We were a bit surprised to be taken to an excellent World War II museum here; it’s part of the Smithsonian network. It didn’t seem that New Orleans had a major role in the war, but it did have something special to contribute - water landing craft. If there’s one thing people know how to do around here, it is entering and leaving the water. A local boat builder Andrew Higgins petitioned the military to consider the amphibious landing craft he was building for local use and it was so much better than what the navy had, factories here worked 24/7 to crank our Higgins craft for the D Day landing as well as landings in the Pacific. The museum is new and very hands on. We pushed buttons to hear clips from local folks and their war time experiences. The Higgins factories went a long way in integrating the women and African Americans into the work force - at least until the war was over. We also enjoyed a 4D film narrated by Tom Hanks showing what was going on in the Atlantic and Pacific theaters at the same time. Our seats shook as the tanks rolled by and snow fell on our heads in the winter - very Disney.

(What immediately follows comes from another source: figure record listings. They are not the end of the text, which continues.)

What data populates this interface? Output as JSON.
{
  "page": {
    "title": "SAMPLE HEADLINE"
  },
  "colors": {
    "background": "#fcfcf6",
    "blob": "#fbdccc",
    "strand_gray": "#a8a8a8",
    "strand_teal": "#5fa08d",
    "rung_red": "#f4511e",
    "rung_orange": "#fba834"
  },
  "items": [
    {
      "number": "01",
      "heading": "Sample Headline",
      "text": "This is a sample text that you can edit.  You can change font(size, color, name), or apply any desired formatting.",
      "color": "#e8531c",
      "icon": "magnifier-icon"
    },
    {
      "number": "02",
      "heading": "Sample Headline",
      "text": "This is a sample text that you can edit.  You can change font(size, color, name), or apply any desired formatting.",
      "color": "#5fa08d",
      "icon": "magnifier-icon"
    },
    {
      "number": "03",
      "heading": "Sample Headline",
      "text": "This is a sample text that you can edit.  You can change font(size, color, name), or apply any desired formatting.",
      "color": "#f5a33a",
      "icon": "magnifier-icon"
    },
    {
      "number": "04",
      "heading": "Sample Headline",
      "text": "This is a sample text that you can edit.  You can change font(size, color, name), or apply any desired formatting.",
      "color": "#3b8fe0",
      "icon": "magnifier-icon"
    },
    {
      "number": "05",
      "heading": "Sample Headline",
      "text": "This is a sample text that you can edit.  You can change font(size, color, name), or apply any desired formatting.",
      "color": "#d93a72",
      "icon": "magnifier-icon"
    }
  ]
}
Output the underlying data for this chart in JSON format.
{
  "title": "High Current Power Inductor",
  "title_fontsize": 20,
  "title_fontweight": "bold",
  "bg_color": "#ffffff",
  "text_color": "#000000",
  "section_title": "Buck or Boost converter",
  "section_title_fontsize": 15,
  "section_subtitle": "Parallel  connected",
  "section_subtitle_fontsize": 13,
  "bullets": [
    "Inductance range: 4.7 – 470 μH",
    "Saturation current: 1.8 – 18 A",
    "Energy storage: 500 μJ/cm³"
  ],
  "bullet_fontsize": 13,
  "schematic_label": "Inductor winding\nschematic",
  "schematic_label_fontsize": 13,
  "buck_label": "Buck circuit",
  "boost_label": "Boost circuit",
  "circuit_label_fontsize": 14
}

In the evening we headed back to St. Charles Avenue with our lawn chairs to enjoy three more Mardi Gras parades. It was much more crowded than it was last weekend and the street was lined from one end to the other with ladders for the children to sit on. We wanted the kids to see, but where could we go to see as well? We set up our chairs on the street car track hopping up when the final street car of the day went by. As night fell and there was little illumination, trying to see the parade grew frustrating. From the ones we had already seen, I could imagine what the marching bands looked like and the floats had lights on them, but I could only see the tops. Finally a young mother pushed me in front of her child's ladder and said, "That's how we do things here." Then I could see just fine, but I was so close to the marching bands, their swinging arms would swing into me. Every so often other people stood in front of me until the police cars came by with sirens blaring herding people off the street. And of course the beads were flying. Every float that went by, people raised their hands and screamed, "Throw me something mister!" One thrower neglected to take the beads out of the plastic bag and he beaned me in the head. Even from my perch in the front, it was hard to see the beads as they flew through the air. Nevertheless, we came home with a few more pounds to add to our collection.

The clean up crew followed immediately after the last float. The street sweeper swirled water on the pavement and a convict crew raked the paper refuse into plastic bags. It would have been easy for them to disappear into the crowds in the darkness. But the city government has learned over the years, that it is important to keep the streets clean between each parade and as we drove home past the route, the streets looked about as good as they had before the parade began. Quite a feat.